Ana Clara foi sepultada no último dia 21 em Pedro Gomes (MS), depois que a família da jovem conseguiu dinheiro, por meio de uma vaquinha, para trazer o corpo do Rio para o Mato Grosso do Sul. A família não tinha condições financeiras para o translado.
Questionada pela Folha de S.Paulo sobre falhas na comunicação durante a crise, a T4F respondeu que "sempre contou com a consultoria dos maiores grupos de comunicação corporativa do país", que se pronunciou nos seus perfis oficiais nas redes sociais e respondeu aos veículos de imprensa.

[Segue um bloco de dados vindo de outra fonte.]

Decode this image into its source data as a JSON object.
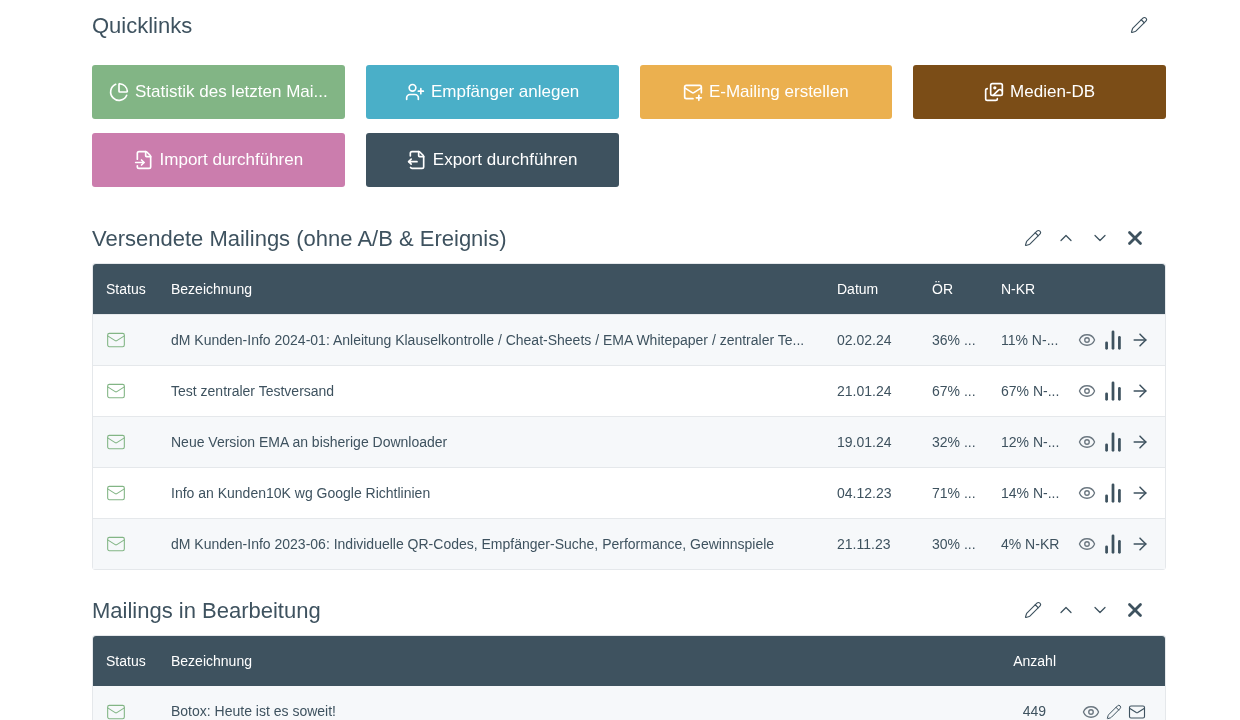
{
  "quicklinks": {
    "title": "Quicklinks",
    "buttons": [
      {
        "label": "Statistik des letzten Mai...",
        "color": "#82b585"
      },
      {
        "label": "Empfänger anlegen",
        "color": "#4aafc8"
      },
      {
        "label": "E-Mailing erstellen",
        "color": "#ebb04f"
      },
      {
        "label": "Medien-DB",
        "color": "#7b4d17"
      },
      {
        "label": "Import durchführen",
        "color": "#cb7dad"
      },
      {
        "label": "Export durchführen",
        "color": "#3e525f"
      }
    ]
  },
  "sent_mailings": {
    "title": "Versendete Mailings (ohne A/B & Ereignis)",
    "columns": [
      "Status",
      "Bezeichnung",
      "Datum",
      "ÖR",
      "N-KR"
    ],
    "rows": [
      {
        "name": "dM Kunden-Info 2024-01: Anleitung Klauselkontrolle / Cheat-Sheets / EMA Whitepaper / zentraler Te...",
        "date": "02.02.24",
        "or": "36% ...",
        "nkr": "11% N-..."
      },
      {
        "name": "Test zentraler Testversand",
        "date": "21.01.24",
        "or": "67% ...",
        "nkr": "67% N-..."
      },
      {
        "name": "Neue Version EMA an bisherige Downloader",
        "date": "19.01.24",
        "or": "32% ...",
        "nkr": "12% N-..."
      },
      {
        "name": "Info an Kunden10K wg Google Richtlinien",
        "date": "04.12.23",
        "or": "71% ...",
        "nkr": "14% N-..."
      },
      {
        "name": "dM Kunden-Info 2023-06: Individuelle QR-Codes, Empfänger-Suche, Performance, Gewinnspiele",
        "date": "21.11.23",
        "or": "30% ...",
        "nkr": "4% N-KR"
      }
    ]
  },
  "draft_mailings": {
    "title": "Mailings in Bearbeitung",
    "columns": [
      "Status",
      "Bezeichnung",
      "Anzahl"
    ],
    "rows": [
      {
        "name": "Botox: Heute ist es soweit!",
        "count": "449"
      }
    ]
  }
}
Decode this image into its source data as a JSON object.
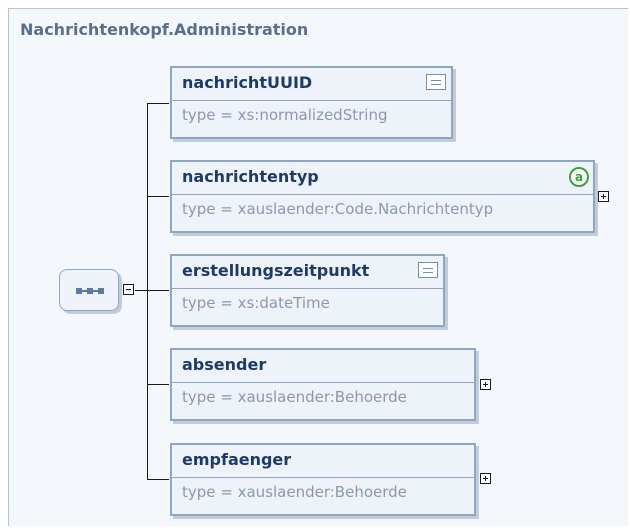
{
  "diagram": {
    "title": "Nachrichtenkopf.Administration",
    "compositor": "sequence",
    "elements": [
      {
        "name": "nachrichtUUID",
        "type": "type = xs:normalizedString",
        "icon": "documentation-icon",
        "expandable": false
      },
      {
        "name": "nachrichtentyp",
        "type": "type = xauslaender:Code.Nachrichtentyp",
        "icon": "attributes-icon",
        "icon_text": "a",
        "expandable": true
      },
      {
        "name": "erstellungszeitpunkt",
        "type": "type = xs:dateTime",
        "icon": "documentation-icon",
        "expandable": false
      },
      {
        "name": "absender",
        "type": "type = xauslaender:Behoerde",
        "expandable": true
      },
      {
        "name": "empfaenger",
        "type": "type = xauslaender:Behoerde",
        "expandable": true
      }
    ]
  },
  "colors": {
    "title": "#5b6f8c",
    "node_border": "#8ea5c6",
    "node_fill": "#eef3fa",
    "node_name": "#1f3a68",
    "node_type": "#8a98ae",
    "attribute_icon": "#3aa23a"
  }
}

"Usar expressões como 'caso isolado', 'fatalidade', 'excepcionalidade' é um equívoco nos momentos de crise", diz Ana Julião, gerente geral da agência de comunicação corporativa Edelman Brasil. "Para a empresa pode ter sido isso, mas para quem viveu a experiência, não", afirma. "Do ponto de vista da família da jovem que morreu no show, por exemplo, foi algo que mudou a vida de todos, para sempre."
Da mesma maneira, diz Marcelo Rodrigues, quem teve prejuízos e passou mal por falta de energia, muitas vezes por dias seguidos, se sentiu desrespeitado e enganado, porque a empresa não se preocupou em dar uma previsão honesta sobre o retorno do serviços, para que os consumidores tivessem a chance de se preparar a fim de enfrentar o caos.
"A única coisa que o consumidor queria ouvir é uma previsão da retomada do serviço. Mas na maioria dos casos ele sequer conseguiu sair do atendimento automático e registrar a sua reclamação", diz Rodrigues, diretor associado da JCM Comunicação, que tem no currículo as gestões de crise da queda do voo Air France 447 (2009) e do recall nacional do achocolatado Toddynho pela PepsiCo Brasil (2011).
"Ser honesto é sempre a melhor opção", diz ele. "Dá muito mais trabalho e é muito mais custoso para a empresa reverter uma mancha na sua reputação do que ter um gabinete de crise previamente instalado, com todos os protocolos técnicos, operacionais e de comunicação ajustados, para que a resposta seja a mais ágil e assertiva possível", afirma.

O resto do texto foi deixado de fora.